By 1956, via his tenure in the group of jazz drummer Max Roach, Clifford Brown became one of the biggest names in jazz. Sadly, Clifford Brown’s life was cut short when he died in a car accident on the Pennsylvania Turnpike on June 26, 1956.

And what of jazz in Atlantic City today? For the past 12 years or so, Atlantic City’s Chicken Bone Beach Foundation has dedicated itself, according to its mission statement, to “turning the memory of an unfortunate chapter of American history into a positive force of good through jazz.”

“Chicken Bone Beach” was the name given to a stretch of beach around Missouri Avenue that was segregated from 1900 until the passage of the Civil Rights Act in 1964. Among other things, the foundation presents jazz concerts featuring name headliners throughout Atlantic City, sponsors tuition-free jazz camps for Atlantic City children, and does everything possible to honor and preserve the rich history of jazz in Atlantic City.

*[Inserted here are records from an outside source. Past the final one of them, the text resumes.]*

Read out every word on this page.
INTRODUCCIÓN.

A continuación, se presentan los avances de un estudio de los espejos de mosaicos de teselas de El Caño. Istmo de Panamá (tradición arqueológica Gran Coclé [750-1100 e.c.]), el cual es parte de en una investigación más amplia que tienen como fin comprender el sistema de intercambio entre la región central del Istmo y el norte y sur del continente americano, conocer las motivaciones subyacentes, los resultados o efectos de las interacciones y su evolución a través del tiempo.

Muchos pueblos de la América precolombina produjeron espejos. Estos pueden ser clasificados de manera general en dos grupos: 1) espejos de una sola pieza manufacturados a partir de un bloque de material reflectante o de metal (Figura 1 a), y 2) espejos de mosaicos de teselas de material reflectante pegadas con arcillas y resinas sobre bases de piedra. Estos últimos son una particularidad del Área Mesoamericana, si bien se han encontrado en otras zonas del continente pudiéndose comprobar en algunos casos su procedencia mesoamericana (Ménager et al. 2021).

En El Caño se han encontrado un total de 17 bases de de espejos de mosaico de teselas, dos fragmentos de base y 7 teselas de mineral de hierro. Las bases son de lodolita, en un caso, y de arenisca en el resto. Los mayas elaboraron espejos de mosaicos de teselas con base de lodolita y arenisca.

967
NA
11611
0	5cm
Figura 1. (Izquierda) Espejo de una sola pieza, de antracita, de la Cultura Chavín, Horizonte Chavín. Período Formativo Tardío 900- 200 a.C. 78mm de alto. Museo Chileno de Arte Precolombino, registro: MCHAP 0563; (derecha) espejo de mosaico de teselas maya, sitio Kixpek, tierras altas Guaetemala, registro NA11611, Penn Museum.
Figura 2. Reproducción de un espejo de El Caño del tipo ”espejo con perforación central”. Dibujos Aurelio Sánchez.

Further, there is now an annual Atlantic City Jazz Festival. Clubs like Kelsey’s in Atlantic City, Bocca in Margate and Gregory’s in Somers Point book jazz frequently; the Cape May and Exit Zero festivals regularly get national recognition, and since 2004, the South Jersey Jazz Society has worked tirelessly to promote jazz all over the Jersey Shore, most recently in a stellar concert at Somers Point’s Gateway Theater.

The jazz scene here is thriving, healthy, and growing, the Jersey Shore continues to be the home of the greatest jazz musicians anywhere.

And they still swing like the devil!

Bruce Klauber is the author of four books, an award-winning music journalist, concert and record producer and publicist, producer of the Warner Brothers and Hudson Music “Jazz Legends” film series, and a working jazz drummer and vocalist since childhood. He served as Technical Adviser on the Oscar-winning film, “Whiplash,” and on the 2018 Mickey Rourke film, “Tiger.” He has been honored by Combs College of Music and Drexel University for his “contributions to music journalism and jazz performance.”